Ellen Gallagher was born in Providence, Rhode Island, in 1965, and lives and works in New York and Rotterdam, Holland. She attended Oberlin College and the School of the Museum of Fine Arts, Boston. Repetition and revision are central to Gallagher’s treatment of advertisements that she appropriates from popular magazines like “Ebony,” “Our World,” and “Sepia” and uses in works like “eXelento” (2004) and “DeLuxe” (2004-05). Initially, Gallagher was drawn to the wig advertisements because of their grid-like structure.

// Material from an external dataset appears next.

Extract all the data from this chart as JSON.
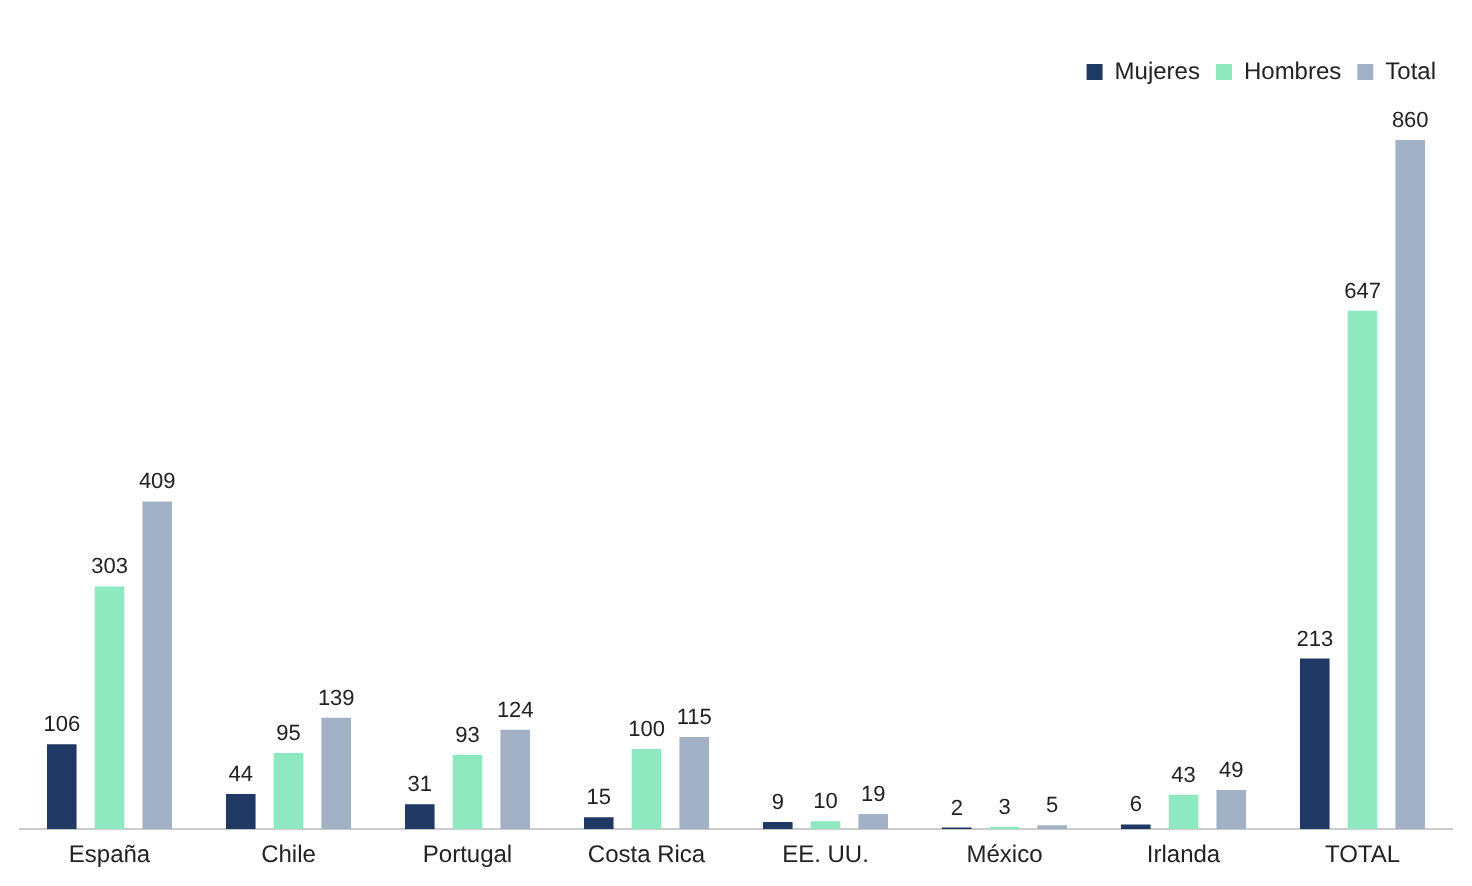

Later she realized that it was the accompanying language that attracted her, and she began to bring these ‘narratives’ into her paintings—making them function through the characters of the advertisements as a kind of chart of lost worlds. Although the work has often been interpreted strictly as an examination of race, Gallagher also suggests a more formal reading with respect to materials, processes, and insistences. From afar, the work appears abstract and minimal. Upon closer inspection, googly eyes, reconfigured wigs, tongues, and lips of minstrel caricatures multiply in detail.



 http://binewin.blogspot.com/2012/02/mehr-wunder.html

Gallagher has been influenced by the sublime aesthetics of Agnes Martin’s paintings as well the subtle shifts and repetitions of Gertrude Stein’s writing. In her earlier works, Gallagher glued pages of penmanship paper onto stretched canvas and then drew and painted on it. In “Watery Ecstatic” (2002-04), she literally carved images into thick watercolor paper in her own version of scrimshaw, from which emerge images of the sea creatures from Drexciya, a mythical underwater Black Atlantis. Gallagher received the American Academy Award in Art and a Joan Mitchell Foundation Fellowship. Solo exhibitions include the Whitney Museum of American Art; Museum of Contemporary Art, North Miami; St. Louis Art Museum; Des Moines Art Center; Yerba Buena Center for the Arts, San Francisco; and ICA Boston. 

https://www.pbs.org/art21/artists/gallagher/
  
This is a video in which Ellen Gallagher discusses her work and process. From 13:30 to 25:23. http://video.pbs.org/video/1239627128/

 http://www.tate.org.uk/art/artworks/gallagher-deluxe-t12301/image-291868

Ellen Gallagher's work is quirky and clever. Using only a few base images, she is able to create hundreds of unique works, and beautifully link them into one huge presentation of work. She uses very few elements, her coloring is similar in each piece, and the added elements are basic blocks and patterns of color. These simple changes poke fun at the original magazine images and adverts. 

Gallagher's work is great inspiration for my 2D course because she shows how one image can be reproduced a hundred different ways. She also provides great examples of linking multiple work together into one beautiful composition.